In February, Daniel Romein, a member of the Bellingcat team, published a new report on MH17. His conclusion was that the man whose telephone was tapped by the Ukrainian Security Service on 17 July 2014 was involved in the transport of the Buk missile launcher that downed MH17. His name was Sergey Nikolaevich Dubinsky, nicknamed ‘Khmuryi’. In July 2014 Dubinsky had been a Russian war veteran and a colonel. He had taken up arms in the Soviet–Afghan war and later in Chechnya, and later again served in the 22nd Spetsnaz brigade. Investigators claimed that Dubinsky had later been expelled from the ranks of the pro-Russian militants for alleged financial crimes.

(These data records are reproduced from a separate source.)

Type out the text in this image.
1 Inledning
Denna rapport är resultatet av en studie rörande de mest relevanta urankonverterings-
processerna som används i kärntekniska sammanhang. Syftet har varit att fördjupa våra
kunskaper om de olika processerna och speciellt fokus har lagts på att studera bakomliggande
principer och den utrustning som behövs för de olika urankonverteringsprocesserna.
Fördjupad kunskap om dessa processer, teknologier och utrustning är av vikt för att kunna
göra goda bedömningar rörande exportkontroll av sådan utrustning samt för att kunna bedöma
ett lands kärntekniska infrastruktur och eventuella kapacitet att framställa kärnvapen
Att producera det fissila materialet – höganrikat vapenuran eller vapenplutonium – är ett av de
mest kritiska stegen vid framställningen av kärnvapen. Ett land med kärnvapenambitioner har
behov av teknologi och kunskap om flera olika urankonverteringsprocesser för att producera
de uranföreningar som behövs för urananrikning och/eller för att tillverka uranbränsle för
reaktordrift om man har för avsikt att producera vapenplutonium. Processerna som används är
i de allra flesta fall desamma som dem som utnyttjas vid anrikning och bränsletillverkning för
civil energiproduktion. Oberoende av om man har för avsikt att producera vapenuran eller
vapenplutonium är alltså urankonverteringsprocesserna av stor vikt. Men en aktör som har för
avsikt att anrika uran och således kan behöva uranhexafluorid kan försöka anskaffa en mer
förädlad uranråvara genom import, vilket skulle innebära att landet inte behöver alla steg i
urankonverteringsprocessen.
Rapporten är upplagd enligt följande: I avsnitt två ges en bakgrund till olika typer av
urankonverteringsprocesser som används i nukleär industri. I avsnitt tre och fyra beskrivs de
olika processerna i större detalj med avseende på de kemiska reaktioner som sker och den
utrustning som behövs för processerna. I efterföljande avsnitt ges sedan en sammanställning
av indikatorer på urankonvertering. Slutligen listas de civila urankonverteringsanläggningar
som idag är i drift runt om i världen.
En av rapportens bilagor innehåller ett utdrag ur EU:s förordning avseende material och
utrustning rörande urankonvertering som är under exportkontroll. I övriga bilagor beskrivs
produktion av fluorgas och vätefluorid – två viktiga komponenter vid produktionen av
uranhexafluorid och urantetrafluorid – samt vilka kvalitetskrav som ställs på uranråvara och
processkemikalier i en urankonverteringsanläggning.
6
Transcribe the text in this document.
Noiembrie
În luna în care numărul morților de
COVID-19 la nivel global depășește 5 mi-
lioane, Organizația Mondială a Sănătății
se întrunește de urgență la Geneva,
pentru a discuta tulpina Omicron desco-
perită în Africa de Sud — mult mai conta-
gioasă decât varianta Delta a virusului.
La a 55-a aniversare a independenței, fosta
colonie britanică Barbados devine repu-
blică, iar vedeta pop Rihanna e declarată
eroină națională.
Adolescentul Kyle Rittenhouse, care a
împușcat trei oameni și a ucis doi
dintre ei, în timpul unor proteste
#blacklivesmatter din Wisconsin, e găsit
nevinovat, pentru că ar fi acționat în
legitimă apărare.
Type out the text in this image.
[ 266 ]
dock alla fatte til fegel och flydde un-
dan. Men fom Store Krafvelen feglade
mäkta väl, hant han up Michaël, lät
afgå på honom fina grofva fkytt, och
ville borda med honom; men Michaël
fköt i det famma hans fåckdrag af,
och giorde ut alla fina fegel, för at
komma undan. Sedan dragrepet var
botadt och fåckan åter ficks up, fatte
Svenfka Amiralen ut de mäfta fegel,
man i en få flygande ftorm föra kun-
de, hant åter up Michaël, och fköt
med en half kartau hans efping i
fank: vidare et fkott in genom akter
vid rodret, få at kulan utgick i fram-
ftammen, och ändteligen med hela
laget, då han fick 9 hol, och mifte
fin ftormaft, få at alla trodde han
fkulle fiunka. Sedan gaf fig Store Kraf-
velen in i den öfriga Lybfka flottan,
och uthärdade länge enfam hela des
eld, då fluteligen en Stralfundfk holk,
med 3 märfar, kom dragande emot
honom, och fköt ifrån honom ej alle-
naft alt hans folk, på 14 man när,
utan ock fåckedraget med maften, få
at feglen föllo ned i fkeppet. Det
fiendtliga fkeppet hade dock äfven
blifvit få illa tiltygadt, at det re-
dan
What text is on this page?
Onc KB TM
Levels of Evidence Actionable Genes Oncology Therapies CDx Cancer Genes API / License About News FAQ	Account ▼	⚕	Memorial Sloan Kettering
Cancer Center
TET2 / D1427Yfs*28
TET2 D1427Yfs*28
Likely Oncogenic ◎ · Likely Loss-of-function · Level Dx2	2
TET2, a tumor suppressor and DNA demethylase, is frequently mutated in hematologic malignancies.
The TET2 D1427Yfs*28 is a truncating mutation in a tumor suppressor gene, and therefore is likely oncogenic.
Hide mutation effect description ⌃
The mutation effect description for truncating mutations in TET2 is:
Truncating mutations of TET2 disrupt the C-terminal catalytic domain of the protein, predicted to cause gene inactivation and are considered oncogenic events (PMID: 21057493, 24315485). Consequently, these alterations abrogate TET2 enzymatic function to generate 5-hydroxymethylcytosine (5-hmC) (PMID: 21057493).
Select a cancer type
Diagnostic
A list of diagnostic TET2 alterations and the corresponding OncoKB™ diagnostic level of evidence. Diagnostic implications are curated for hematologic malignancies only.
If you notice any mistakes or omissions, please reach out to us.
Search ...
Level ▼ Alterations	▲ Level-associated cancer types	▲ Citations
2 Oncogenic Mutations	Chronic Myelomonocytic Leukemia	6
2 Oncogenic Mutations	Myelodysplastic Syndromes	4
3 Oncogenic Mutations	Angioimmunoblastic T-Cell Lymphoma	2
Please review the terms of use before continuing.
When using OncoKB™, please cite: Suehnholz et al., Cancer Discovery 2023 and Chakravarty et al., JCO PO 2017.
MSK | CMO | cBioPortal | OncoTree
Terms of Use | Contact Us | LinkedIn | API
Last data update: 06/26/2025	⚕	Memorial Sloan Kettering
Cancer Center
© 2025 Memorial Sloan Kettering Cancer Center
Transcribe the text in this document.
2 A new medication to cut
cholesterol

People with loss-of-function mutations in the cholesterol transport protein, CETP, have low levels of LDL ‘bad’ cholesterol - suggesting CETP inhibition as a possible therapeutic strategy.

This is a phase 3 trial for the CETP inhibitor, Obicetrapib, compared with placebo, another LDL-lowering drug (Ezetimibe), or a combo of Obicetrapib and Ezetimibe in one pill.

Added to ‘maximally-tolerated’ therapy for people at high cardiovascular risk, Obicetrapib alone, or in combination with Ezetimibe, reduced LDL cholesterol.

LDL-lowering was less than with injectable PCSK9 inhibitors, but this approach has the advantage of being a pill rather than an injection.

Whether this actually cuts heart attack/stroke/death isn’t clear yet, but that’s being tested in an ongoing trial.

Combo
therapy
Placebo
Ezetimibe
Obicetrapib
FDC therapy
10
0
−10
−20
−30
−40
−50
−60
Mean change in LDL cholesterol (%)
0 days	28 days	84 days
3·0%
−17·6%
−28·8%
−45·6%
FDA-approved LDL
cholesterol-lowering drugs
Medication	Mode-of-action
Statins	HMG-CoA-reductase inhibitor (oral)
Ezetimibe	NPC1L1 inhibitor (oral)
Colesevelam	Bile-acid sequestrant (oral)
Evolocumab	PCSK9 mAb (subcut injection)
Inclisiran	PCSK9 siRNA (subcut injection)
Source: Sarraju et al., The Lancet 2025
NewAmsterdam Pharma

This was the first time that a Russian had actually been named and identified as being connected to the MH17 downing. It had always been the general assumption that the pro-Russian separatists had been responsible. The independent Russian newspaper Novaya Gazeta also confirmed that the voice on the recorded tape was that of the former Russian colonel Sergey Dubinsky. His voice had been recognised by a former soldier who had fought alongside Dubinsky in the Russian war in Afghanistan in the eighties. The former comrade-in-arms who had given the interview, Serhiy Tiunov, said that he did not believe Dubinsky was the main culprit. ‘He is the key witness, but not the killer. And also, he is my colleague. I want him to stay alive. I think he didn’t press the button of that Buk, only coordinated its transportation.’ Dubinsky himself was quoted as saying ‘the bastards in Moscow’ were responsible for the tragedy. Official Moscow sources dismissed the tapes with Dubinsky’s voice as ‘internet fakes’.

In February the Dutch investigators were still trying to make sense of the Russian radar data. The Dutch national prosecutor’s office said ‘many uncertainties’ remained about the radar images supplied by the Russian authorities. The issues centred on the differing formats in which the radar data had been presented. It couldn’t be determined with certainty whether the images were authentic and what precisely they showed, the prosecutor claimed. The Russians were surprised that it had taken the investigators so long to acknowledge that there was a problem in deciphering the Russian data; Russia was willing and ready to help the international investigators ‘translate’ the radar data, but the Dutch had so far not requested any help and had only asked for additional data. ‘If Dutch investigators couldn’t decipher data from Russia, they could have asked for help,’ military expert Aleksandr Tazekhulakhov said. ‘The problem here is that the Dutch have attempted to keep Russian representatives out of the MH17 probe,’ he added.

Three months after Ukraine launched its allegations against Russia at the International Court of Justice in The Hague, that court said that it would not impose measures ordering Russia to stop funding and equipping pro-Russia separatists as sought in the case brought against Moscow by Ukraine. The court said it was refusing the request by Ukraine to issue a provisional measure to block what Kiev said was Russian monetary and military support for separatists in eastern Ukraine. Even if Ukraine’s other accusations were to be upheld by the ICJ, taking action on such a ruling would be a difficult matter given that the court has no means of enforcement. The MH17 was not mentioned.